Let $a$, $b$, and $c$ be positive real numbers with $a<b<c$ such that $a+b+c=12$, $a^2+b^2+c^2=50$, and $a^3+b^3+c^3=216$. Find $a+2b+3c$.
I solved it like this:
$$2(ab+bc+ca)=(a+b+c)^2-(a^2+b^2+c^2)$$$$ab+bc+ca=47$$
$$a^3+b^3+c^3-3abc=(a+b+c)(a^2+b^2+c^2-ab-bc-ca)$$$$abc=60$$
S0 $a,b,c$ are solutions of $x^3-12x^2+47x-60=0$
Placing $x=y+4$$$y^3+12y^2+48y+64-12y^2-96y-192+47y+188-60=0$$$$y^3-y=0$$
So $y=-1,0,1$ and $x=3,4,5$.
Thus $a=3;b=4;c=5$ and $a+2b+3c=26$
But is there any other way of solving it without actually making a cubic equation and then solving it to get the values of $a,b,c$
Make the change: $a=x+4, b=y+4,c=z+4$. Then the equations will be: $$\begin{cases} x+y+z=0 \\ (x+4)^2+(y+4)^2+(z+4)^2=50 \\ (x+4)^3+(y+4)^3+(z+4)^3=216 \end{cases} \Rightarrow \begin{cases} x+y+z=0 \\ x^2+y^2+z^2=2 \\ x^3+y^3+z^3=0 \end{cases}$$ Express $x+y=-z$. Square it and subtract the second.

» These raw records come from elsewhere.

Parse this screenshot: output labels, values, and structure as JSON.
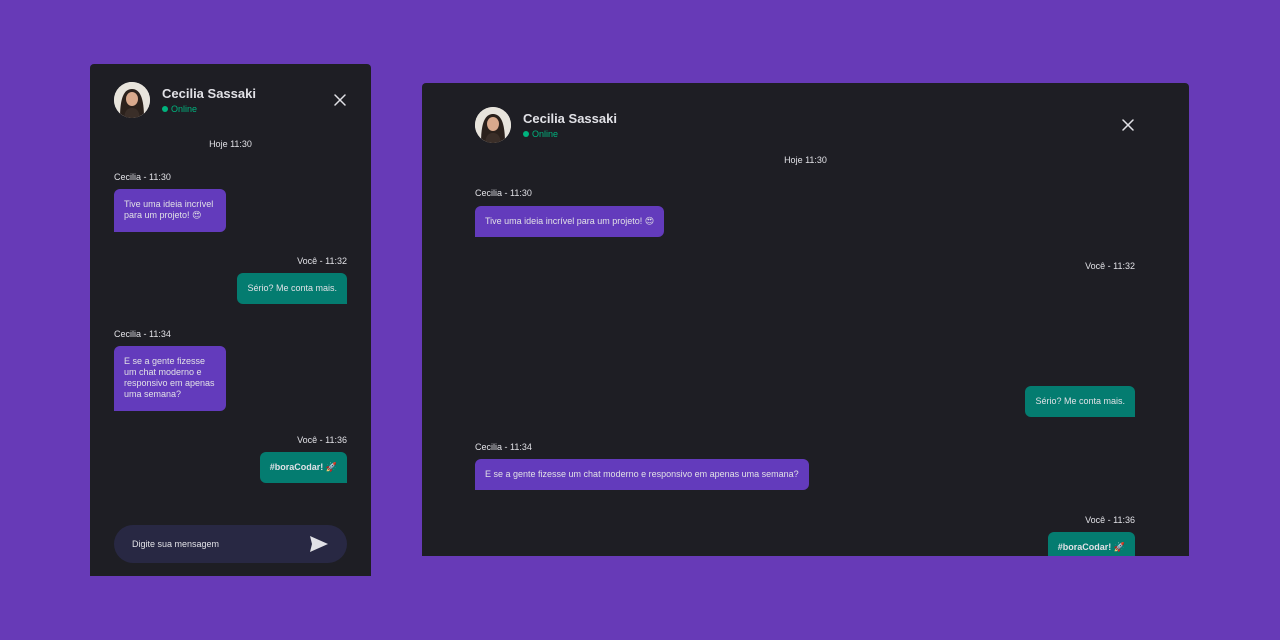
{
  "contact": {
    "name": "Cecilia Sassaki",
    "status": "Online"
  },
  "date_divider": "Hoje 11:30",
  "messages": [
    {
      "meta": "Cecilia - 11:30",
      "text": "Tive uma ideia incrível para um projeto! 😍"
    },
    {
      "meta": "Você - 11:32",
      "text": "Sério? Me conta mais."
    },
    {
      "meta": "Cecilia - 11:34",
      "text": "E se a gente fizesse um chat moderno e responsivo em apenas uma semana?"
    },
    {
      "meta": "Você - 11:36",
      "text": "#boraCodar! 🚀"
    }
  ],
  "composer": {
    "placeholder": "Digite sua mensagem"
  },
  "icons": {
    "close": "close-icon",
    "send": "send-icon",
    "status": "online-dot-icon"
  },
  "colors": {
    "background": "#673ab7",
    "panel": "#1e1e24",
    "incoming_bubble": "#633bbc",
    "outgoing_bubble": "#047c70",
    "online": "#00b37e",
    "composer": "#282843"
  }
}
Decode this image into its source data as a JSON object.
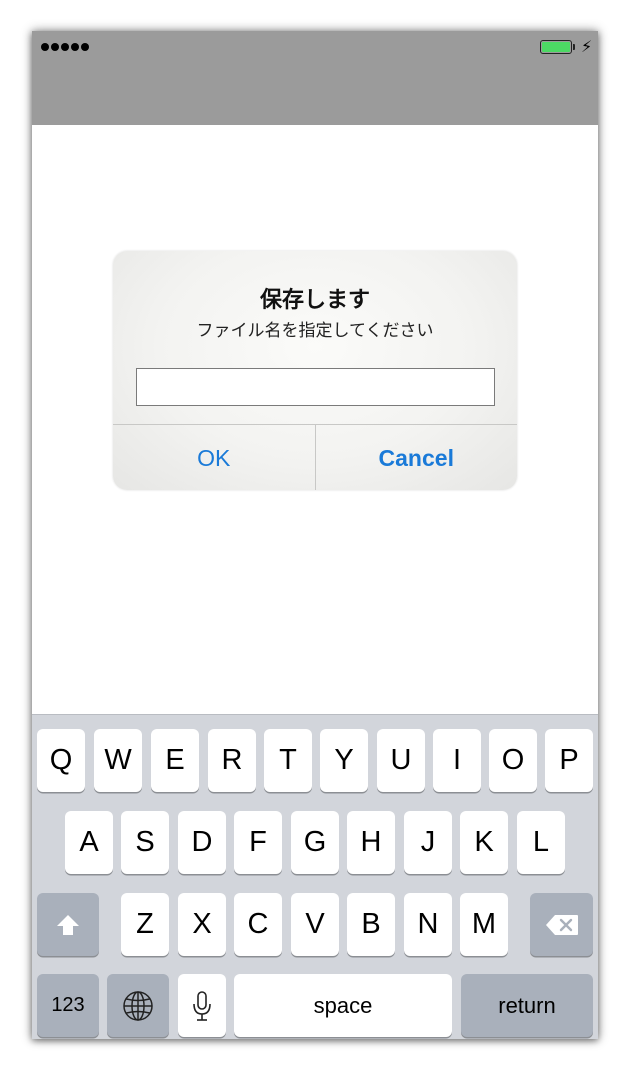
{
  "status_bar": {
    "signal_dots": 5,
    "battery_level": 1.0,
    "battery_color": "#4cd964",
    "charging_icon": "bolt-icon"
  },
  "alert": {
    "title": "保存します",
    "message": "ファイル名を指定してください",
    "input": {
      "value": "",
      "placeholder": ""
    },
    "buttons": {
      "ok": "OK",
      "cancel": "Cancel"
    },
    "button_color": "#1a7ad8"
  },
  "keyboard": {
    "row1": [
      "Q",
      "W",
      "E",
      "R",
      "T",
      "Y",
      "U",
      "I",
      "O",
      "P"
    ],
    "row2": [
      "A",
      "S",
      "D",
      "F",
      "G",
      "H",
      "J",
      "K",
      "L"
    ],
    "row3": [
      "Z",
      "X",
      "C",
      "V",
      "B",
      "N",
      "M"
    ],
    "shift_icon": "shift-arrow-icon",
    "delete_icon": "delete-backspace-icon",
    "numbers_label": "123",
    "globe_icon": "globe-icon",
    "mic_icon": "microphone-icon",
    "space_label": "space",
    "return_label": "return"
  }
}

Cube it and subtract the third. $$\begin{cases}xy=-1 \\ 3xy(x+y)=0\end{cases} \Rightarrow (x,y,z)=(-1,1,0); (1,-1,0).$$ Note: All $6$ possible solutions will be the permutations of $(-1,1,0)$.
Since $a<b<c$, from the first we get: $$(a,b,c)=(3,4,5).$$ Note: All $6$ possible solutions without constraint $a<b<c$ will be the permutations of $(3,4,5)$.